The decree was reprinted in 1709/10 with the title, "An Entire Confutation of Mr. Hoadley's Book, of the Original of Government." It was burnt by the order of the House of Lords, dated March 23rd, 1709/10. [T.S.]
[Footnote 6: In a letter to Dr. Chenevix, Bishop of Waterford (dated May 23rd, 1758), Lord Chesterfield, speaking of Swift's "Last Four Years," says that it "is a party pamphlet, founded on the lie of the day, which, as Lord Bolingbroke who had read it often assured me, was coined and delivered out to him, to write 'Examiners' and other political papers upon" (Chesterfield's "Works," ii. 498, edit. 1777). [T.S.]
[Footnote 7: From this and many previous passages it is obvious, that, in joining the Tories, Swift reserved to himself the right of putting his own interpretation upon the speculative points of their political creed. [S.]
[Footnote 8: See Swift's "Presbyterians' Plea of Merit," and note, vol. iv., p. 36, of present edition. [T.S.]
[Footnote 9: James II. sent a Declaration to England, dated April 20th, 1692, in which he promised to pardon all those who should return to their duty. He made a few exceptions, and among these were Ormonde, Sunderland, Nottingham, Churchill, etc. It is said that of Churchill James remarked that he never could forgive him until he should efface the memory of his ingratitude by some eminent service. [T.S.]
[Footnote 10: "The Pretended Prince of Wales," as he is styled in several Acts of Parliament, was first called "the Pretender" in Queen Anne's speech to Parliament on March 11th, 1707/8. She then said: "The French fleet sailed from Dunkirk, Tuesday, at three in the morning, northward, with the Pretender on board." The same epithet is employed in the Addresses by the two Houses in reply to this speech.

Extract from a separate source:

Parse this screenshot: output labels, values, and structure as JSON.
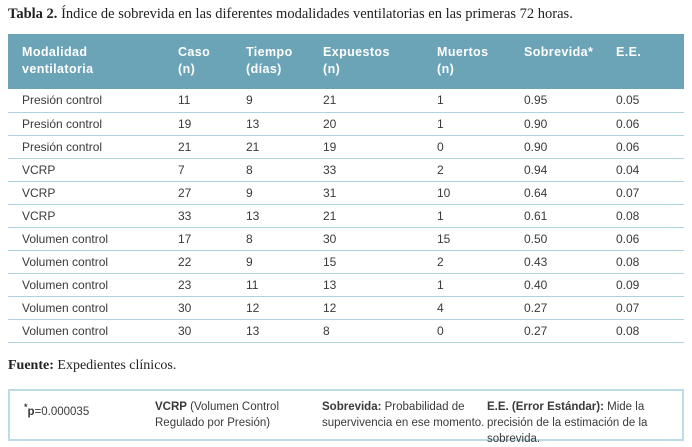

It was currently reported that he was not a son of James II. and Queen Mary. Several pamphlets were written by "W. Fuller," to prove that he was the son of a gentlewoman named Grey, who was brought to England from Ireland in 1688 by the Countess of Tyrconnel. See also note on p. 409 of vol. v. of present edition. [T.S.]
[Footnote 11: An exhibition described at length in Ward's "London Spy." The wonder and dexterity of the feat consisted in the damsel sustaining a number of drawn swords upright upon her hands, shoulders, and neck, and turning round so nimbly as to make the spectators giddy. [S.]